Maquette sonore

Répétition publique. Association AIRS&Cie.

“Melancholia"

Jonatha Nemtanu: Piano

François Pineau-Benois: Violon

 Argument.

 

Sans doute la musique est-elle une matière presque impalpable… 

Cependant, par l’infinité de ses vibrations bien physiques, par son extraordinaire présence sensorielle, par l’importance de l’enjeu psychologique qu’elle provoque en nous, sans doute est-elle aussi une matière vivante, celle qui nous ressemble même peut-être le plus …

 

Car, tel le physicien tentant de fissurer l’atome et de maîtriser les secrets de la Matière, le geste musical semble attiré par un idéal chant des sirènes, un chant devenant progressivement palpable qui va générer une réaction en chaîne mystérieuse et se propager dans la matière bien tangible de nos émotions.

 

Ainsi, Robert Oppenheimer, à la demande du gouvernement américain, comme tout créateur un peu désemparé par son propre imaginaire, fût-il même totalement morbide, me semble lui aussi avoir été guidé par un véritable chant des sirènes en étant confronté à la question phénoménale de la Matière.

 

Le savant , sorte de Faust paradoxal, avait d’ailleurs été choisi parmi beaucoup d’autres pour ses capacités exceptionnelles d’intuition.

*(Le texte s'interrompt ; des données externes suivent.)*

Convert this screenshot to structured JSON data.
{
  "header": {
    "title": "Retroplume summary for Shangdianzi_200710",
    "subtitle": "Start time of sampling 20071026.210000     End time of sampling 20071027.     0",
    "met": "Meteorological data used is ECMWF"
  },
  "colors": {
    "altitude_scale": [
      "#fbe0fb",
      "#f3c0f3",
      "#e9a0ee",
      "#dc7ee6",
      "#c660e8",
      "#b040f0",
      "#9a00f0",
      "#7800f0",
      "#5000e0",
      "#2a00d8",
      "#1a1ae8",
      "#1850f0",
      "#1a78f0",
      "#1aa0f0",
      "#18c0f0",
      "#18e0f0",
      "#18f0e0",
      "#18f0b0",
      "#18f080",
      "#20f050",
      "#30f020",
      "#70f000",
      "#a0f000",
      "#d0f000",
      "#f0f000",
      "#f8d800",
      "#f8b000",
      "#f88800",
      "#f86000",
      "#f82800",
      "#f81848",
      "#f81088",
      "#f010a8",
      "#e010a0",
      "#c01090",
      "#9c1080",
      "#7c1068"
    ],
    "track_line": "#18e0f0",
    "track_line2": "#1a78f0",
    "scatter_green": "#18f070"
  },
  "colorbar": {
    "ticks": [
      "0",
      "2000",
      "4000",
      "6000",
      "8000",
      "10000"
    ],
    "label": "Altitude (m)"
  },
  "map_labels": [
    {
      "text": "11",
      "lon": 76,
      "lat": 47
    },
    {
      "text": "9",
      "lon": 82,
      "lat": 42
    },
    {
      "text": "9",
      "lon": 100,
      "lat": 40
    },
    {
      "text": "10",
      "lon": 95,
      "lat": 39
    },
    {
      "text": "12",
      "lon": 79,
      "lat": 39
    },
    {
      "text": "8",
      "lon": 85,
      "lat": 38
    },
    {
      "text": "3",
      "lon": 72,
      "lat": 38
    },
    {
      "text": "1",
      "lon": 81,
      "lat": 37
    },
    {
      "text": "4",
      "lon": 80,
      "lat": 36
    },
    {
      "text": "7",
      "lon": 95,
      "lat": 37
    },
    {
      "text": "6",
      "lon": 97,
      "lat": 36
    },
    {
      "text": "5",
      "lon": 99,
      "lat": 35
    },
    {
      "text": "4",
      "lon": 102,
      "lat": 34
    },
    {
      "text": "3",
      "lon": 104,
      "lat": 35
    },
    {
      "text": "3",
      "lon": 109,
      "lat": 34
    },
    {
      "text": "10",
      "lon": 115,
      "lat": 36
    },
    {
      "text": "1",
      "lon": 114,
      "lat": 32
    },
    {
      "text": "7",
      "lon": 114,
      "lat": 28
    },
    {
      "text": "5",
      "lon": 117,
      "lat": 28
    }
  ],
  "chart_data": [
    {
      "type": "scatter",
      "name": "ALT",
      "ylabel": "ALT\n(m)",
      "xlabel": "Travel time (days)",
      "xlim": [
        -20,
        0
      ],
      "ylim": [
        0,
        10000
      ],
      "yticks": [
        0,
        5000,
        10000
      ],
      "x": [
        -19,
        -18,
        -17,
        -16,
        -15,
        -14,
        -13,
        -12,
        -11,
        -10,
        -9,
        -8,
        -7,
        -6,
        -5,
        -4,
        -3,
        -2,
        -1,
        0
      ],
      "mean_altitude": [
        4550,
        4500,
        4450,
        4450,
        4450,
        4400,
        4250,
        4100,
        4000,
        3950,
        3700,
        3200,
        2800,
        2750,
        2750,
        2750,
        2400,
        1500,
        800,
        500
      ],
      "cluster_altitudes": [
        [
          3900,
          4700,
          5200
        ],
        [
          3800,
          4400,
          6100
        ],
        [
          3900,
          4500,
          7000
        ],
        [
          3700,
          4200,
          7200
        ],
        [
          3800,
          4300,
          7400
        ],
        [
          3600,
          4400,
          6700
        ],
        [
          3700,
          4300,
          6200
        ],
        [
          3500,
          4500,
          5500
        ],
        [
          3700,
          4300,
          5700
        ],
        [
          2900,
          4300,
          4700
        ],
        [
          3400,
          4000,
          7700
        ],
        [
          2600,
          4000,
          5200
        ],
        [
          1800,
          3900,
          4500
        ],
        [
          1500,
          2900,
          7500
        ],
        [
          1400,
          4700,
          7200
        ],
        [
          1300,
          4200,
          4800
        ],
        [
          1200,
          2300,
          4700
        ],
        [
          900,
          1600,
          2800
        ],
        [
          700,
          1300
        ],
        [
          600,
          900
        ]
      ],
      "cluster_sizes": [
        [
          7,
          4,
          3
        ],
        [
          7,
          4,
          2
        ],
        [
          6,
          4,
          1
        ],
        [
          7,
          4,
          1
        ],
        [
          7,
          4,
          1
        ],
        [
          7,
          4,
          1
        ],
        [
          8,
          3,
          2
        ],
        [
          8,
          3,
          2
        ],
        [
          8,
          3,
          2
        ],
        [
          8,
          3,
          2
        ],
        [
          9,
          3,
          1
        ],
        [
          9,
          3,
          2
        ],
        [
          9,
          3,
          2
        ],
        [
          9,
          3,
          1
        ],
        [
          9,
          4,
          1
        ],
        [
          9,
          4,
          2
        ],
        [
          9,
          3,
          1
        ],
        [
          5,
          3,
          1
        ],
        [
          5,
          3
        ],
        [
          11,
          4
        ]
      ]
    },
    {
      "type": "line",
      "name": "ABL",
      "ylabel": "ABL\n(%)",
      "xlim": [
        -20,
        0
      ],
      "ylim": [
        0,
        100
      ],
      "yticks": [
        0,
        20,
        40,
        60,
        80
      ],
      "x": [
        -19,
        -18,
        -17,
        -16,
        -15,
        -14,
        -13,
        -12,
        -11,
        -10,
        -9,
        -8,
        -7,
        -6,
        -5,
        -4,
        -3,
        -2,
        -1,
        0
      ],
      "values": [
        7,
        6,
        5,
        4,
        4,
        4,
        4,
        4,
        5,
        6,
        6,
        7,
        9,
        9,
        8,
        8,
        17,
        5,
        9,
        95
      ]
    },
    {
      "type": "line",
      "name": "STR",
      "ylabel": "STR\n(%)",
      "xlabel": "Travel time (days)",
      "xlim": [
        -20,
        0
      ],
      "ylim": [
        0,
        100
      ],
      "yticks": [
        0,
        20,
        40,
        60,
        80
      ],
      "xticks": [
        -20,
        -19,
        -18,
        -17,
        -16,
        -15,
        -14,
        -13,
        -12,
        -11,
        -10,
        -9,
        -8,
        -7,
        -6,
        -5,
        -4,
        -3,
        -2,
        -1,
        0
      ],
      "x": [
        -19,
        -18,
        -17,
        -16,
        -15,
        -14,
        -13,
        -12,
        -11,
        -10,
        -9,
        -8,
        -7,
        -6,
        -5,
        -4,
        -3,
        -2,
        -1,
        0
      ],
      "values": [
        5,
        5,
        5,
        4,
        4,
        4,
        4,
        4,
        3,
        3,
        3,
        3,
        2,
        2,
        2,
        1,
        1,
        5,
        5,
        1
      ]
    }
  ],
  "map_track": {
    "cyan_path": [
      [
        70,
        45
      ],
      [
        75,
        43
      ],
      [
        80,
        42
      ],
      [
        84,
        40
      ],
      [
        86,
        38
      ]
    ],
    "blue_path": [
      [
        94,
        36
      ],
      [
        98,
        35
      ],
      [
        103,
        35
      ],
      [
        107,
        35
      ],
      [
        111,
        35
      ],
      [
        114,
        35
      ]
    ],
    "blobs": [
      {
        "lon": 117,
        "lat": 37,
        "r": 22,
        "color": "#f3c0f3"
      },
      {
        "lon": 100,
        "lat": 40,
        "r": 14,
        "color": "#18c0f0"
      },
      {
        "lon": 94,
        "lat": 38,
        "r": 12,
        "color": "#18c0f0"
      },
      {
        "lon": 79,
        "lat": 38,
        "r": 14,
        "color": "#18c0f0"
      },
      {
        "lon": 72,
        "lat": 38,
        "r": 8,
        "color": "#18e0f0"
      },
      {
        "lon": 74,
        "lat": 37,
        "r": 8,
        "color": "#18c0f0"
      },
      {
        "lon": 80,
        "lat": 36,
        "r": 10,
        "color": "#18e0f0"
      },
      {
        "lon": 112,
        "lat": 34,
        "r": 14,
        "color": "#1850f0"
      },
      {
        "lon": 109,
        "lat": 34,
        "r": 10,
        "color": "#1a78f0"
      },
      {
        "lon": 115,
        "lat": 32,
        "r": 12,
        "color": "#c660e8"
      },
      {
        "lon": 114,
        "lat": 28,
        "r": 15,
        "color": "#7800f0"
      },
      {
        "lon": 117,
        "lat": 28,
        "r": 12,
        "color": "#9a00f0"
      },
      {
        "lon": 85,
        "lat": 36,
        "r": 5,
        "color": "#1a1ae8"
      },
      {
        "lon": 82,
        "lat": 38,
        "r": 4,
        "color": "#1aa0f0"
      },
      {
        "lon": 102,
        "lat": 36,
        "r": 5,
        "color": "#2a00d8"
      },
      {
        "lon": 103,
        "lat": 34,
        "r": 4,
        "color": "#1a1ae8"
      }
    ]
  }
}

Ce fût sans doute en ce sens, un artiste, mais un artiste du Mal. Fasciné par son œuvre terrible, il avait d’ailleurs déclaré après la guerre, d’une voix étrangement neutre :« I am become Death, the destroyer of  worlds ». 

 

Dans ce « Chant de l’atome » pour piano et violon, j’ai tenté d’imaginer le « bruit » que pouvait faire une recherche scientifique devenue folle, ce « bruit » de fin du monde qui a accompagné ce Projet Manhattan, nom de code donné par l’état-major américain au projet de bombe atomique : le « bruit » des atomes qui se séparent, le « bruit » intime de la psyché du physicien qui se questionne autant sur les formules scientifiques à mettre en œuvre que sur le bien-fondé de sa démarche, le « bruit » orphique d’une douloureuse mélodie malmenée par un terrible destin annoncé, le « bruit » mécanique de l’inexorable compte à rebours sonnant le glas d’une partie de l’humanité et enfin le « bruit » presque apaisé et élégiaque, presque tranquille, des radiations qui fument doucement sur un champ de bataille absurde et sans belligérants.